In conclusion, we have demonstrated that the binding of unphosphorylated as phosphorylated annexin 2 to the granule membranes is a positive cooperative mechanism that expresses likely an oligomerization of the annexin molecules at the surface of the membranes. This oligomerization may encircle a small patch of phospholipids, since each mole of annexin 2 may bind 28-30 mol of phosphatidylserine.
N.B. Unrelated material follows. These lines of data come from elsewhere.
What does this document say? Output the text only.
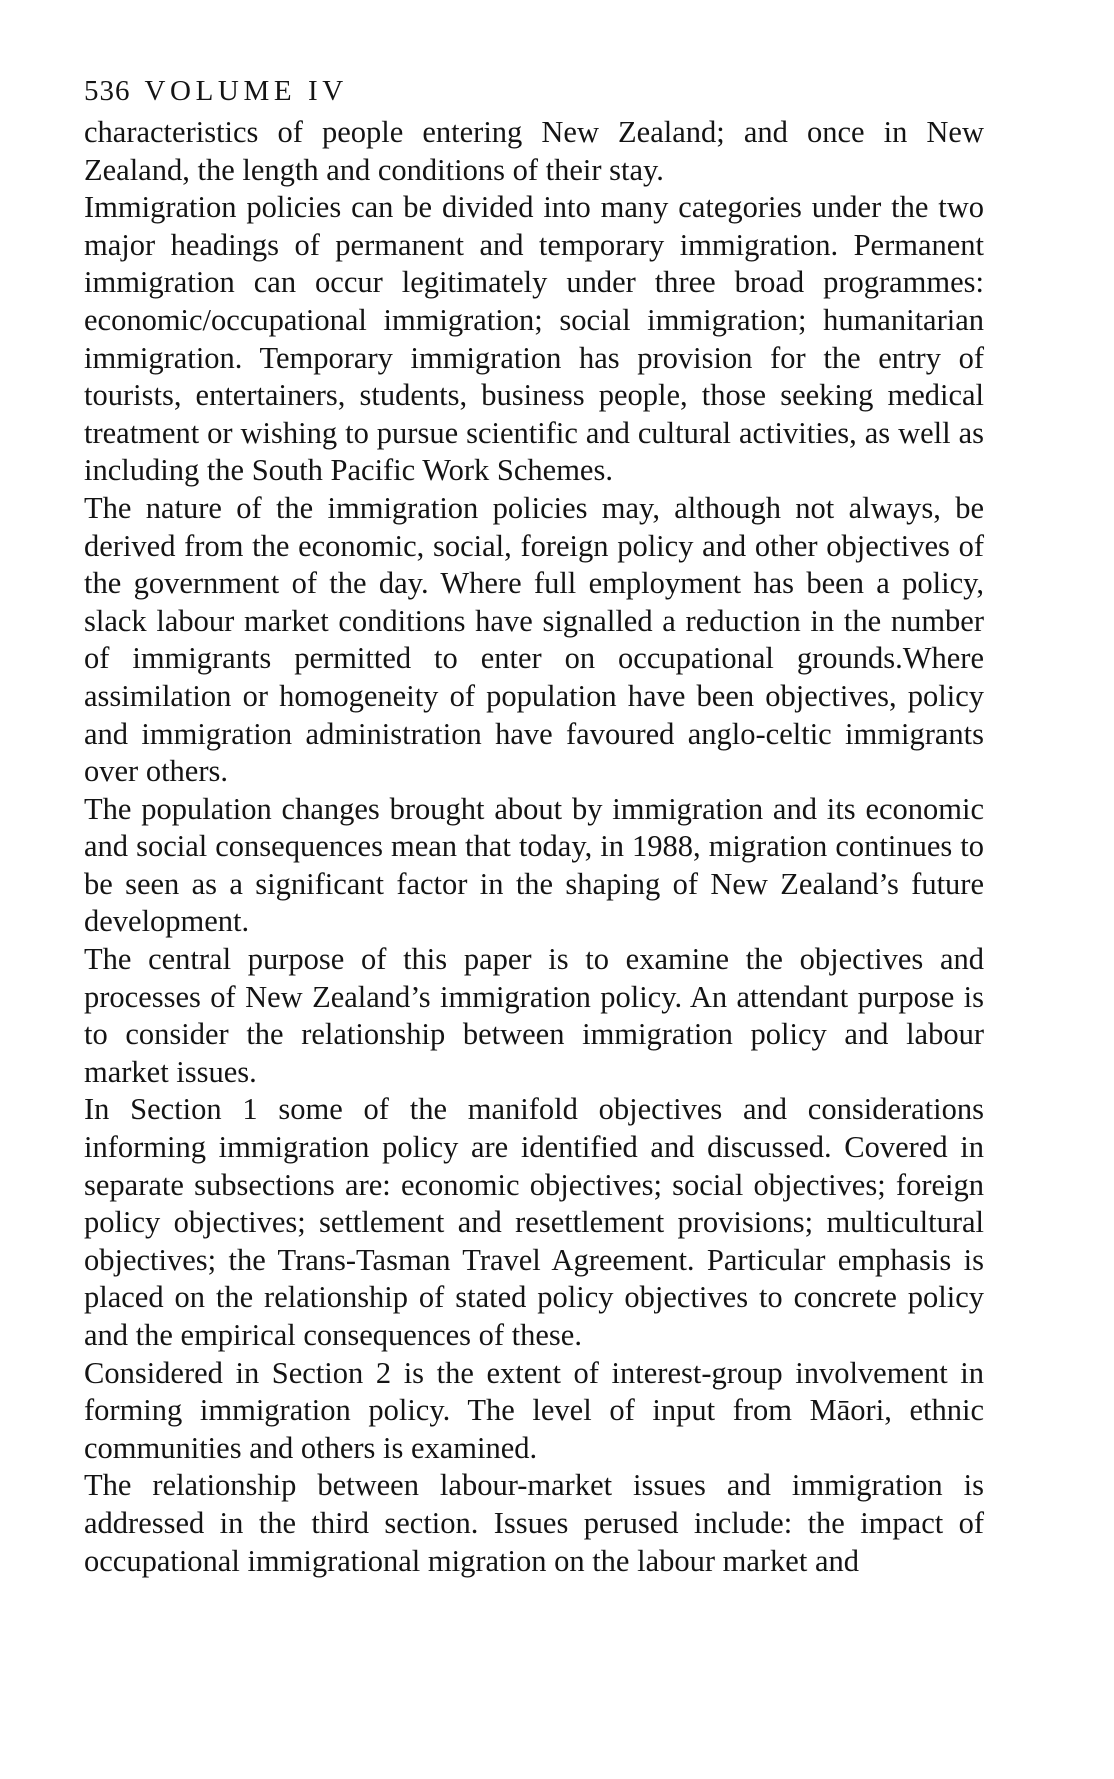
536 VOLUME IV

characteristics of people entering New Zealand; and once in New Zealand, the length and conditions of their stay.

Immigration policies can be divided into many categories under the two major headings of permanent and temporary immigration. Permanent immigration can occur legitimately under three broad programmes: economic/occupational immigration; social immigration; humanitarian immigration. Temporary immigration has provision for the entry of tourists, entertainers, students, business people, those seeking medical treatment or wishing to pursue scientific and cultural activities, as well as including the South Pacific Work Schemes.

The nature of the immigration policies may, although not always, be derived from the economic, social, foreign policy and other objectives of the government of the day. Where full employment has been a policy, slack labour market conditions have signalled a reduction in the number of immigrants permitted to enter on occupational grounds.Where assimilation or homogeneity of population have been objectives, policy and immigration administration have favoured anglo-celtic immigrants over others.

The population changes brought about by immigration and its economic and social consequences mean that today, in 1988, migration continues to be seen as a significant factor in the shaping of New Zealand’s future development.

The central purpose of this paper is to examine the objectives and processes of New Zealand’s immigration policy. An attendant purpose is to consider the relationship between immigration policy and labour market issues.

In Section 1 some of the manifold objectives and considerations informing immigration policy are identified and discussed. Covered in separate subsections are: economic objectives; social objectives; foreign policy objectives; settlement and resettlement provisions; multicultural objectives; the Trans-Tasman Travel Agreement. Particular emphasis is placed on the relationship of stated policy objectives to concrete policy and the empirical consequences of these.

Considered in Section 2 is the extent of interest-group involvement in forming immigration policy. The level of input from Māori, ethnic communities and others is examined.

The relationship between labour-market issues and immigration is addressed in the third section. Issues perused include: the impact of occupational immigrational migration on the labour market and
This notion of cluster is in agreement with the lipidic fusion pore model of Monck and Fernandez(30) . If we refer to the electron microscopic studies from Nakata et al.(2) which show that annexin 2 forms fine strands associating closely the granule membrane to the plasma membrane under stimulation of the cell, the close interaction of unphosphorylated annexin 2 we have observed with chromaffin granule membranes alone may be similar with that of granule membrane and plasma membrane, since the cytoplasmic face of the plasma membrane of chromaffin cells may have a similar lipid composition and one could predict a similar interaction(31) .
In addition, in response
to stimulation of primary chromaffin cells annexin 2 is phosphorylated
by protein kinase C. The translocation of protein kinase C
at sites adjacent to those of annexin 2 on the membrane and the
activation of the enzyme by diacylglycerol, a second messenger mediated
by the activation of phospholipase C, are absolutely required for the
phosphorylation of annexin 2. Upon phosphorylation, a conformational
change of annexin 2 may occur in the NH
-terminal domain of
the molecule that leads to a decrease in affinity of the phosphoprotein
affecting calcium and phospholipid binding on the two heavy chains at
the opposite face of the molecule. This conformational change would
explain the perturbation of the phospholipid bilayer and the fusion
induced by phosphorylation of annexin 2. The results obtained strongly
support our study on phosphorylation of annexin 2 by protein kinase C
in primary cultures of streptolysin permeabilized chromaffin cells
stimulated by 4 µM calcium, where the activators of
protein kinase C, TPA and diacyglycerol, activate in the same time the
phosphorylation of annexin 2 and the secretion of catecholamines. This
activation of secretion concomitant with an increase of phosphorylation
of annexin 2 is not in accord with the suggestion of Creutz that
phosphorylation of annexin in stimulated chromaffin cells might play a
role in down-regulating exocytosis, since an inhibitory effect of the
phosphorylated protein was observed on the granule aggregating
activity(7) . In fact, in vivo, the fusogenic effect
of the phosphorylated protein may be the major effect, the inability of
the phosphorylated protein to aggregate granules being effective only
when the protein dissociates from the fused membranes.